Wandering the streets, Jessie trips over some girls with whom she recently partied. They insist they have never seen Jessie before in their lives, and shove her away. She once again encounters Stella, who spells out all of Jessie's faults and suggests the girl find a job to provide for herself. Having never worked a day in her life (she dropped out of junior college after six years), Jessie nonetheless succeeds in finding employment as a live-in maid for an eccentric Malibu family: Stan Starkey (Dick Shawn), his wife Georgette (Valerie Perrine), and their daughter Brie (Rain Phoenix). A few years ago, the Starkeys won several million dollars in the lottery; they now aspire to break into the music industry as talent agents.

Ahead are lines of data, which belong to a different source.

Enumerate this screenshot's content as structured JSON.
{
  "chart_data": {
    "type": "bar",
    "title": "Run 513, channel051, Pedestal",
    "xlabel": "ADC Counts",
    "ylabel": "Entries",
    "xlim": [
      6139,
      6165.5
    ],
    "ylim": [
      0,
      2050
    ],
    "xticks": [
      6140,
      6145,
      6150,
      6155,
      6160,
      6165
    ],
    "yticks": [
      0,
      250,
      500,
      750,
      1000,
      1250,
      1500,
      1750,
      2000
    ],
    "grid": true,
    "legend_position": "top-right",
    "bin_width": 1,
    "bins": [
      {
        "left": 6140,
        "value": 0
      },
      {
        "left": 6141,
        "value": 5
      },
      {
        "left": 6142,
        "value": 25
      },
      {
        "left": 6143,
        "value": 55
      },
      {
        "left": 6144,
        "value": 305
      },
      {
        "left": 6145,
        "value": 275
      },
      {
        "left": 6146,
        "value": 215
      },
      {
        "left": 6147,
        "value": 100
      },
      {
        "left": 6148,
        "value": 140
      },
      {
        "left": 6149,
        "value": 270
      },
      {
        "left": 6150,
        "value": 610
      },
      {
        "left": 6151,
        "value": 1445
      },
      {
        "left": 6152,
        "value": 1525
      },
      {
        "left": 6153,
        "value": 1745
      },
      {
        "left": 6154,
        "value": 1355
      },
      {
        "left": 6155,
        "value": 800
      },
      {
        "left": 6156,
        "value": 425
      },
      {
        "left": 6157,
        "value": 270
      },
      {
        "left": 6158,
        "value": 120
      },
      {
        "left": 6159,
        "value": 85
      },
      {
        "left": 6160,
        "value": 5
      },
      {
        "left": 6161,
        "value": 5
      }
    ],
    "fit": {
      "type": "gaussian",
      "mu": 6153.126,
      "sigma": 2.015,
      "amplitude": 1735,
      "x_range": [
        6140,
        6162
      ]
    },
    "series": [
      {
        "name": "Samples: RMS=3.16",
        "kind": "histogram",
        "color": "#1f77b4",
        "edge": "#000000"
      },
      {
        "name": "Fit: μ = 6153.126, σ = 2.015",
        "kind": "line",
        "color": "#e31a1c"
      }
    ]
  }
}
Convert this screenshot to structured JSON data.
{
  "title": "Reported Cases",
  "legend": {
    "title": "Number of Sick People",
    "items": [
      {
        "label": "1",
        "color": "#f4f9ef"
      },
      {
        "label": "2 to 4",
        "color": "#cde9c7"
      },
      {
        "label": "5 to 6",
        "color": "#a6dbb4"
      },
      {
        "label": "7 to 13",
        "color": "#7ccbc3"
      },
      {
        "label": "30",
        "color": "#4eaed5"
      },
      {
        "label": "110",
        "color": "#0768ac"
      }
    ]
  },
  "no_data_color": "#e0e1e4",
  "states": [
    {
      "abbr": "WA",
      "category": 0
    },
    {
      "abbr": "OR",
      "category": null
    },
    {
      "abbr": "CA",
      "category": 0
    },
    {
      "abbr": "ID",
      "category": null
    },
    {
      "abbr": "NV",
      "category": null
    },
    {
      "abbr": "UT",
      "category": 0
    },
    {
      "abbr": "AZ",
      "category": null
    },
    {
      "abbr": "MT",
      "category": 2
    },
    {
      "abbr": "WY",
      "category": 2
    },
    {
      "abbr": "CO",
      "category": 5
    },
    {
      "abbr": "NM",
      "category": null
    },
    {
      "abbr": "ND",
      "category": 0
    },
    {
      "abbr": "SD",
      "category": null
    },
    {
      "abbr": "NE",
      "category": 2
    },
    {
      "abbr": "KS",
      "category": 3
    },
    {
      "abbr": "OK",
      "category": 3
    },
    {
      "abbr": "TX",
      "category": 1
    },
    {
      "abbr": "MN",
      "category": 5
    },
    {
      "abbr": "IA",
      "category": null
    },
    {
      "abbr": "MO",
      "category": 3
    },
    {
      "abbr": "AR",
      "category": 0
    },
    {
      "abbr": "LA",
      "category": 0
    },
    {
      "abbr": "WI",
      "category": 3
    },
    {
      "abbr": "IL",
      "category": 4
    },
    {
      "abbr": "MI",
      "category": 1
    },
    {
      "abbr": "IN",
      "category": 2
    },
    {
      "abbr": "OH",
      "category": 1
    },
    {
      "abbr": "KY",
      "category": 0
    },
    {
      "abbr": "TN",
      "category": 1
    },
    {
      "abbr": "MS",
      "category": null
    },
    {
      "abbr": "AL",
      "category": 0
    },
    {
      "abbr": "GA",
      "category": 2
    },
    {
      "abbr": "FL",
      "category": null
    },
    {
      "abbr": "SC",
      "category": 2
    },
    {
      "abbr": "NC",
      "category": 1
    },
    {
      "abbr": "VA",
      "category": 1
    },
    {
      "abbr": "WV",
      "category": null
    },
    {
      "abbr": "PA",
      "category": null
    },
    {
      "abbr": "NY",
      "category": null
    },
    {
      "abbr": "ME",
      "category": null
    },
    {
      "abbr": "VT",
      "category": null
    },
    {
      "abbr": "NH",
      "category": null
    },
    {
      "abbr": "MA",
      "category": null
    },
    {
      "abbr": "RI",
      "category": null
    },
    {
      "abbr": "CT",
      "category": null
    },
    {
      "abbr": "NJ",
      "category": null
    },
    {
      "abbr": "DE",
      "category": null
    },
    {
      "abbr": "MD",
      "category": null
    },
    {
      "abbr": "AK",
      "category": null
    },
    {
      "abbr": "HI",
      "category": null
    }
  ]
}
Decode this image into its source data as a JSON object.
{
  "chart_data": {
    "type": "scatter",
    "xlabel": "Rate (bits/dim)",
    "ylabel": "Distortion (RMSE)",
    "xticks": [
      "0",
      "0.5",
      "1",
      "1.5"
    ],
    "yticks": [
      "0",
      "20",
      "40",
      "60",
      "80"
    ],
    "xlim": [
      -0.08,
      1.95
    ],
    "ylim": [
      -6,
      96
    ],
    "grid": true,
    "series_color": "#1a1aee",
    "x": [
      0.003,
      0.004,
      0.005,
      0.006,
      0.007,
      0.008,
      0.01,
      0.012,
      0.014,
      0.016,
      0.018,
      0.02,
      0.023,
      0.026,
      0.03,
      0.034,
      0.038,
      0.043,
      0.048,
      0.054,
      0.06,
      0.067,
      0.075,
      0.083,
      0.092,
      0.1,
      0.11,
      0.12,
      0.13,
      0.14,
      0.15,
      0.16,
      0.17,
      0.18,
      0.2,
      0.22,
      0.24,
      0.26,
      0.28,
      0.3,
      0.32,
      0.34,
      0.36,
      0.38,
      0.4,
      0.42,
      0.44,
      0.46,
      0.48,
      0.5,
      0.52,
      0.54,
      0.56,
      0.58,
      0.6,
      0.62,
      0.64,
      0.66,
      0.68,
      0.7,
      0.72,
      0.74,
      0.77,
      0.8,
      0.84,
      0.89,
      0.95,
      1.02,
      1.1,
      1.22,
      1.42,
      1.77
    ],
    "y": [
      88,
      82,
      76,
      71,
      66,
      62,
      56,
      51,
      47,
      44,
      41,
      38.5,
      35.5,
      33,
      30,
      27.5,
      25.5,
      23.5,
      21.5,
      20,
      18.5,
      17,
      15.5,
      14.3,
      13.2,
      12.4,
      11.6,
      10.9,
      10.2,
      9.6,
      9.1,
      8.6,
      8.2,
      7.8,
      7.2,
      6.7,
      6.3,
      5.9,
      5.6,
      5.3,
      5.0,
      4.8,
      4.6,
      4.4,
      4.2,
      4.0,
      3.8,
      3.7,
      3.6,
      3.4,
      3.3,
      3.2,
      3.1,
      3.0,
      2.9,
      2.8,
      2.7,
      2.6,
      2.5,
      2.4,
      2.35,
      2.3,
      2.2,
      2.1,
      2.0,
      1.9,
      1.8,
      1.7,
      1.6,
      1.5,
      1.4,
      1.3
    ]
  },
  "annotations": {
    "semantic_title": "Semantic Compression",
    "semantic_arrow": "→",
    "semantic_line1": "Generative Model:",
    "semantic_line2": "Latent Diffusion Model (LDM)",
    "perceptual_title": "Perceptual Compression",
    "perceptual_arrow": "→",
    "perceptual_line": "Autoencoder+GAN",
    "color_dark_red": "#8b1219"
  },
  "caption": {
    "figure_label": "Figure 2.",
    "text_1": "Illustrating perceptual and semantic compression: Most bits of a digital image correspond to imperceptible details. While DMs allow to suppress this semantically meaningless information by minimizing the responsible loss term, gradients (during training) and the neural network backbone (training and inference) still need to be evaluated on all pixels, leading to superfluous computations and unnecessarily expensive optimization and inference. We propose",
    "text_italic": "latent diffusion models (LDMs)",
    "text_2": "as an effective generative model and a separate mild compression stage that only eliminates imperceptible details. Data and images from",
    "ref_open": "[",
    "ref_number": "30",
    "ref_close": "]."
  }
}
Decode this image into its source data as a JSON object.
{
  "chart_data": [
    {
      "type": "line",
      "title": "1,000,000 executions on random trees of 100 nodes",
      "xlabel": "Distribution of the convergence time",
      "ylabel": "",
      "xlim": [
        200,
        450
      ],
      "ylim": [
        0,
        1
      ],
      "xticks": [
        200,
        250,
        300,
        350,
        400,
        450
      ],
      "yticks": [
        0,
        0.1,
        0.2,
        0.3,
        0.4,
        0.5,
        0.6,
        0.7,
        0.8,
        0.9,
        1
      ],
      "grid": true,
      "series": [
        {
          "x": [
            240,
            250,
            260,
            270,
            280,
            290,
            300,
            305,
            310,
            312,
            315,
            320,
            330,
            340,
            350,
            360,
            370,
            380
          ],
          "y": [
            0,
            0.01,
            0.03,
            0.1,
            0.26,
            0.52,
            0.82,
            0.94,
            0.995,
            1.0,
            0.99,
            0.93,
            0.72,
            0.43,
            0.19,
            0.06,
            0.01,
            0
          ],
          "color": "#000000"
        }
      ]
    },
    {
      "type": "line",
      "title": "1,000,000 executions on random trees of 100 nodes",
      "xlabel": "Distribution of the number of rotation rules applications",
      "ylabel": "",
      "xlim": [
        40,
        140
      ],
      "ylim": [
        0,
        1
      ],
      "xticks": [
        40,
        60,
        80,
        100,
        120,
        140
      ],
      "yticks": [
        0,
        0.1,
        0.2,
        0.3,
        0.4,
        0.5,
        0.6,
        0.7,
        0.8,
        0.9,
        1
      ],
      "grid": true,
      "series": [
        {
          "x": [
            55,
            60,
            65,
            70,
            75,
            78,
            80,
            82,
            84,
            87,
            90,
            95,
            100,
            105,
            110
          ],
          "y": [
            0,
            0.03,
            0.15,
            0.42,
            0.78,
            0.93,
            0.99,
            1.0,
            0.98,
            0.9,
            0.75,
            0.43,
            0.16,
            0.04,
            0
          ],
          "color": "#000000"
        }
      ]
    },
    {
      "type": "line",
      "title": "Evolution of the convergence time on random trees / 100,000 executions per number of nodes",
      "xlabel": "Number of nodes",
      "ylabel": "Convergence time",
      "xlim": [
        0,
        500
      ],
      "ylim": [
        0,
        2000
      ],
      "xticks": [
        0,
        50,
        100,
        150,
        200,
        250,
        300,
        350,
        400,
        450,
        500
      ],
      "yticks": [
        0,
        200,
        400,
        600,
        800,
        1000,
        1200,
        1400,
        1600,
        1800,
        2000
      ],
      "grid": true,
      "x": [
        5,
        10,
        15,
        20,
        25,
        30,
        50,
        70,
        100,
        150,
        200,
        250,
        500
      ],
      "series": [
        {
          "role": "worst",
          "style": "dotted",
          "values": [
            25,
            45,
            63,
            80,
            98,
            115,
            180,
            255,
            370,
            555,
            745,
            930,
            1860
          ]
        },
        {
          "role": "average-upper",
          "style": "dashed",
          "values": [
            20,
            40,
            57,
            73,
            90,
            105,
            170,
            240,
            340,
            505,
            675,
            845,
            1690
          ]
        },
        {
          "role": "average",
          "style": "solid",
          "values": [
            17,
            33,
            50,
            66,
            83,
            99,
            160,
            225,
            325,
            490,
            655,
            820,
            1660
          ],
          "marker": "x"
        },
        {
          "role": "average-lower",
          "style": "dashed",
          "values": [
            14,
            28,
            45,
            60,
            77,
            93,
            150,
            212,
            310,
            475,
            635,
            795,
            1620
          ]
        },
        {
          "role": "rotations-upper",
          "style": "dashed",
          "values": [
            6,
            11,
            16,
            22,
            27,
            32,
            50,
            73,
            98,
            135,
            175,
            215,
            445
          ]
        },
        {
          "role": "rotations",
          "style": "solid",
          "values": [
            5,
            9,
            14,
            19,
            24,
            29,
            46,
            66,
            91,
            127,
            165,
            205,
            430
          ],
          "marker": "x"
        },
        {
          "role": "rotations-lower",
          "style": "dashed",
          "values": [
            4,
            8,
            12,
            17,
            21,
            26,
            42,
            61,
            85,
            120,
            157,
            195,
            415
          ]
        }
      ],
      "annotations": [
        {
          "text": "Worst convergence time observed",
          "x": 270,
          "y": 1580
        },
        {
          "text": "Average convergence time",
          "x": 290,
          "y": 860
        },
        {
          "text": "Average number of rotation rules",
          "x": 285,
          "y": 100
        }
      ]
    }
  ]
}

Gradually, Jessie bonds with the Starkeys' other retainers: cook Audrey (Merry Clayton), a failed singer; fellow maid Maria (Begoña Plaza); and chauffeur Nick (Michael Ontkean), an aspiring songwriter. Jessie learns the true meaning of friendship, hard work, and self-respect, while falling in love with Nick. When she helps Nick and Audrey break into the music business, Jessie's old life is returned to her; her dad and everyone else recognize her again. However, being a better and more mature person, Jessie continues her relationship with Nick; the ending implies that they ultimately get married.

==Cast==
- Ally Sheedy as Jessie Montgomery
- Beverly D'Angelo as Stella Winston
- Michael Ontkean as Nick McGuire
- Valerie Perrine as Georgette Starkey
- Dick Shawn as Stan Starkey
- Tom Skerritt as Charles Montgomery
- Merry Clayton as Audrey James
- Begoña Plaza as Maria
- Rain Phoenix as Brie Starkey (credited as Rainbow Phoenix)
- Theodore Wilson as Woodrow
- Jason Beghe as Brent
- Katey Sagal as Louise
- Victoria Catlin as Alicia Nolin
- Khandi Alexander as Hooker In Jail
- Henry Woolf as Jailer
- Robert Jaffe as Miles
- Theresa Randle as Doni

==Production==
Jessie's father's mansion is located at 365 S Hudson Street, Los Angeles, California. The Starkey mansion, where Jessie worked, is located at 32596 Pacific Coast Hwy, Malibu, California. The gas station where Jessie kicks the vending machine was located on Sunset and Swathmore in the Pacific Palisades.

==Soundtrack==
- "Spirit in the Sky", performed by Doctor and the Medics, music and lyrics by Norman Greenbaum
- "I'm On My Own", performed by Craig Thomas, music and lyrics by Ralph Jones and Claudette Raiche
- "Clean Up Woman", performed by Bekka Bramlett, music and lyrics by Clarence Reid and Willie Clark
- "I Can Still Shine", performed by Merry Clayton, music and lyrics by Ashford and Simpson
- "It's in His Kiss", performed by Merry Clayton, music and lyrics by Rudy Clark
- "976-Self Service", music by Ralph Jones and Claudette Raiche
- "Fernando the Champ", music and lyrics by Rudy Regaiado

==Release==
The movie was released on VHS by International Video Entertainment in 1988 and again in 1991 by Avid Home Entertainment. In 2002, Artisan Entertainment (now known as Lionsgate Home Entertainment) released the film on DVD without bonus features and presented in pan-and-scan full screen.

==Reception==
Reviews were negative. Roger Ebert of the Chicago Sun-Times "found it too easy to anticipate most of the big moments and too hard to believe that Sheedy was really a spoiled, mean-spirited rich bitch." Janet Maslin in The New York Times praised Sheedy, saying her "petulant manner and her air of faint distaste for her surroundings are just right for this role. And she shows herself to be an able physical comedienne."

Maid to Order holds a 42% rating on Rotten Tomatoes based on 12 reviews.